In 1898 he wrote "In the Chains of Crime", which introduced Raffles and his sidekick, Bunny Manders; the characters were based partly on his friends Oscar Wilde and his lover, Lord Alfred Douglas, and also on the characters of Sherlock Holmes and Dr. Watson, created by his brother-in-law, Arthur Conan Doyle. The series of Raffles short stories were collected for sale in book form in 1899, and two further books of Raffles short stories followed, as well as a poorly received novel. Aside from his Raffles stories, Hornung was a prodigious writer of fiction, publishing numerous books from 1890, with A Bride from the Bush to his 1914 novel The Crime Doctor.
Ernest Bramah (1868– 1942), born Ernest Brammah Smith, was an English author. He published 21 books and numerous short stories and features. His humorous works were ranked with Jerome K Jerome and W. W. Jacobs, his detective stories with Conan Doyle, his politico-science fiction with H. G. Wells and his supernatural stories with Algernon Blackwood. George Orwell acknowledged that Bramah's book, What Might Have Been, influenced his Nineteen Eighty-Four. Bramah created the characters Kai Lung and Max Carrados.
Bramah also wrote political science fiction. What Might Have Been, published in 1907 and republished as The Secret of the League in 1909, is an anti-socialist dystopia reflecting Bramah's conservative political views. It was acknowledged by George Orwell as a source for Nineteen Eighty-Four. Orwell credited it with giving a considerably accurate prediction of the rise of Fascism.
At a time when the English Channel had yet to be crossed by an aeroplane, Bramah foresaw aerial express trains travelling at 10,000 feet, a nationwide wireless-telegraphy network, a proto-fax machine and a cypher typewriter similar to the German Enigma machine.

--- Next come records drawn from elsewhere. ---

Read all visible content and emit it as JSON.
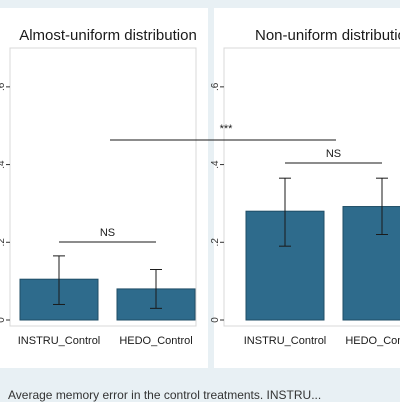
{
  "figure": {
    "caption": "Average memory error in the control treatments. INSTRU..."
  },
  "chart_data": [
    {
      "type": "bar",
      "title": "Almost-uniform distribution",
      "categories": [
        "INSTRU_Control",
        "HEDO_Control"
      ],
      "values": [
        0.105,
        0.08
      ],
      "error_low": [
        0.04,
        0.03
      ],
      "error_high": [
        0.165,
        0.13
      ],
      "ylim": [
        0,
        0.7
      ],
      "yticks": [
        0,
        0.2,
        0.4,
        0.6
      ],
      "ytick_labels": [
        "0",
        ".2",
        ".4",
        ".6"
      ],
      "annotation": "NS",
      "bar_color": "#2e6b8c"
    },
    {
      "type": "bar",
      "title": "Non-uniform distribution",
      "categories": [
        "INSTRU_Control",
        "HEDO_Control"
      ],
      "values": [
        0.28,
        0.292
      ],
      "error_low": [
        0.19,
        0.22
      ],
      "error_high": [
        0.365,
        0.365
      ],
      "ylim": [
        0,
        0.7
      ],
      "yticks": [
        0,
        0.2,
        0.4,
        0.6
      ],
      "ytick_labels": [
        "0",
        ".2",
        ".4",
        ".6"
      ],
      "annotation": "NS",
      "bar_color": "#2e6b8c"
    }
  ],
  "cross_annotation": "***"
}
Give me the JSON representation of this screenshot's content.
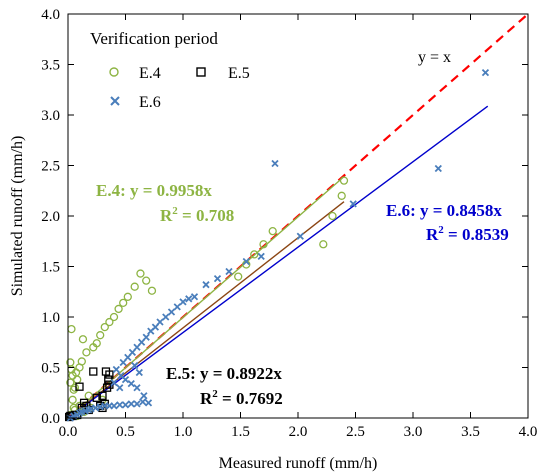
{
  "chart_data": {
    "type": "scatter",
    "title": "Verification period",
    "xlabel": "Measured runoff (mm/h)",
    "ylabel": "Simulated runoff (mm/h)",
    "xlim": [
      0,
      4.0
    ],
    "ylim": [
      0,
      4.0
    ],
    "xticks": [
      "0.0",
      "0.5",
      "1.0",
      "1.5",
      "2.0",
      "2.5",
      "3.0",
      "3.5",
      "4.0"
    ],
    "yticks": [
      "0.0",
      "0.5",
      "1.0",
      "1.5",
      "2.0",
      "2.5",
      "3.0",
      "3.5",
      "4.0"
    ],
    "grid": false,
    "legend_position": "top-left",
    "series": [
      {
        "name": "E.4",
        "marker": "circle",
        "color": "#8db443",
        "points": [
          [
            0.02,
            0.03
          ],
          [
            0.02,
            0.35
          ],
          [
            0.02,
            0.55
          ],
          [
            0.03,
            0.88
          ],
          [
            0.03,
            0.48
          ],
          [
            0.04,
            0.42
          ],
          [
            0.04,
            0.18
          ],
          [
            0.05,
            0.1
          ],
          [
            0.05,
            0.28
          ],
          [
            0.06,
            0.08
          ],
          [
            0.06,
            0.3
          ],
          [
            0.07,
            0.45
          ],
          [
            0.08,
            0.38
          ],
          [
            0.08,
            0.02
          ],
          [
            0.1,
            0.5
          ],
          [
            0.12,
            0.56
          ],
          [
            0.13,
            0.78
          ],
          [
            0.16,
            0.65
          ],
          [
            0.22,
            0.7
          ],
          [
            0.25,
            0.74
          ],
          [
            0.28,
            0.82
          ],
          [
            0.32,
            0.9
          ],
          [
            0.36,
            0.95
          ],
          [
            0.4,
            1.0
          ],
          [
            0.44,
            1.08
          ],
          [
            0.48,
            1.14
          ],
          [
            0.52,
            1.2
          ],
          [
            0.58,
            1.3
          ],
          [
            0.63,
            1.43
          ],
          [
            0.68,
            1.36
          ],
          [
            0.73,
            1.26
          ],
          [
            1.48,
            1.4
          ],
          [
            1.55,
            1.52
          ],
          [
            1.62,
            1.62
          ],
          [
            1.7,
            1.72
          ],
          [
            1.78,
            1.85
          ],
          [
            2.22,
            1.72
          ],
          [
            2.3,
            2.0
          ],
          [
            2.38,
            2.2
          ],
          [
            2.4,
            2.35
          ],
          [
            0.1,
            0.12
          ],
          [
            0.14,
            0.06
          ],
          [
            0.2,
            0.1
          ],
          [
            0.3,
            0.18
          ],
          [
            0.18,
            0.22
          ]
        ]
      },
      {
        "name": "E.5",
        "marker": "square",
        "color": "#000000",
        "points": [
          [
            0.01,
            0.01
          ],
          [
            0.02,
            0.02
          ],
          [
            0.04,
            0.02
          ],
          [
            0.06,
            0.03
          ],
          [
            0.08,
            0.03
          ],
          [
            0.1,
            0.31
          ],
          [
            0.12,
            0.1
          ],
          [
            0.14,
            0.15
          ],
          [
            0.16,
            0.12
          ],
          [
            0.18,
            0.08
          ],
          [
            0.22,
            0.46
          ],
          [
            0.25,
            0.2
          ],
          [
            0.28,
            0.12
          ],
          [
            0.3,
            0.22
          ],
          [
            0.33,
            0.46
          ],
          [
            0.34,
            0.3
          ],
          [
            0.35,
            0.38
          ],
          [
            0.36,
            0.33
          ],
          [
            0.36,
            0.43
          ],
          [
            0.3,
            0.1
          ],
          [
            0.32,
            0.14
          ]
        ]
      },
      {
        "name": "E.6",
        "marker": "x",
        "color": "#4a7ebb",
        "points": [
          [
            0.02,
            0.0
          ],
          [
            0.05,
            0.02
          ],
          [
            0.08,
            0.03
          ],
          [
            0.1,
            0.05
          ],
          [
            0.12,
            0.06
          ],
          [
            0.15,
            0.07
          ],
          [
            0.18,
            0.08
          ],
          [
            0.2,
            0.09
          ],
          [
            0.24,
            0.1
          ],
          [
            0.28,
            0.11
          ],
          [
            0.32,
            0.12
          ],
          [
            0.36,
            0.12
          ],
          [
            0.4,
            0.12
          ],
          [
            0.45,
            0.13
          ],
          [
            0.5,
            0.13
          ],
          [
            0.55,
            0.14
          ],
          [
            0.6,
            0.14
          ],
          [
            0.65,
            0.16
          ],
          [
            0.7,
            0.15
          ],
          [
            0.66,
            0.22
          ],
          [
            0.6,
            0.3
          ],
          [
            0.55,
            0.34
          ],
          [
            0.5,
            0.38
          ],
          [
            0.46,
            0.42
          ],
          [
            0.42,
            0.48
          ],
          [
            0.45,
            0.3
          ],
          [
            0.4,
            0.35
          ],
          [
            0.48,
            0.55
          ],
          [
            0.52,
            0.6
          ],
          [
            0.56,
            0.65
          ],
          [
            0.6,
            0.7
          ],
          [
            0.64,
            0.75
          ],
          [
            0.68,
            0.8
          ],
          [
            0.72,
            0.86
          ],
          [
            0.76,
            0.9
          ],
          [
            0.8,
            0.95
          ],
          [
            0.85,
            1.0
          ],
          [
            0.9,
            1.05
          ],
          [
            0.95,
            1.1
          ],
          [
            1.0,
            1.15
          ],
          [
            1.05,
            1.18
          ],
          [
            1.1,
            1.2
          ],
          [
            1.2,
            1.32
          ],
          [
            1.3,
            1.38
          ],
          [
            1.4,
            1.45
          ],
          [
            1.55,
            1.55
          ],
          [
            1.68,
            1.6
          ],
          [
            1.8,
            2.52
          ],
          [
            2.02,
            1.8
          ],
          [
            2.48,
            2.12
          ],
          [
            3.22,
            2.47
          ],
          [
            3.63,
            3.42
          ],
          [
            0.62,
            0.45
          ],
          [
            0.58,
            0.52
          ]
        ]
      }
    ],
    "lines": [
      {
        "name": "y = x",
        "slope": 1.0,
        "x_range": [
          0,
          4.0
        ],
        "style": "dashed",
        "color": "#ff0000"
      },
      {
        "name": "E.4",
        "slope": 0.9958,
        "x_range": [
          0,
          2.4
        ],
        "style": "solid",
        "color": "#8db443"
      },
      {
        "name": "E.5",
        "slope": 0.8922,
        "x_range": [
          0,
          2.4
        ],
        "style": "solid",
        "color": "#8b4513"
      },
      {
        "name": "E.6",
        "slope": 0.8458,
        "x_range": [
          0,
          3.65
        ],
        "style": "solid",
        "color": "#0000cc"
      }
    ],
    "annotations": {
      "yx": "y = x",
      "e4_eq": "E.4:  y = 0.9958x",
      "e4_r2_label": "R",
      "e4_r2_sup": "2",
      "e4_r2_value": " = 0.708",
      "e5_eq": "E.5: y = 0.8922x",
      "e5_r2_label": "R",
      "e5_r2_sup": "2",
      "e5_r2_value": " = 0.7692",
      "e6_eq": "E.6: y = 0.8458x",
      "e6_r2_label": "R",
      "e6_r2_sup": "2",
      "e6_r2_value": " = 0.8539"
    }
  }
}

In 1914, Bramah created Max Carrados, a blind detective. Given the outlandish idea that a blind man could be a detective, in the introduction to the second Carrados book The Eyes of Max Carrados Bramah compared his hero's achievements to those of real life blind people such as Nicholas Saunderson, Lucasian Professor of Mathematics at Cambridge, Blind Jack of Knaresborough the road builder, John Fielding the Bow Street Magistrate of whom it was said he could identify 3,000 thieves by their voices, and Helen Keller.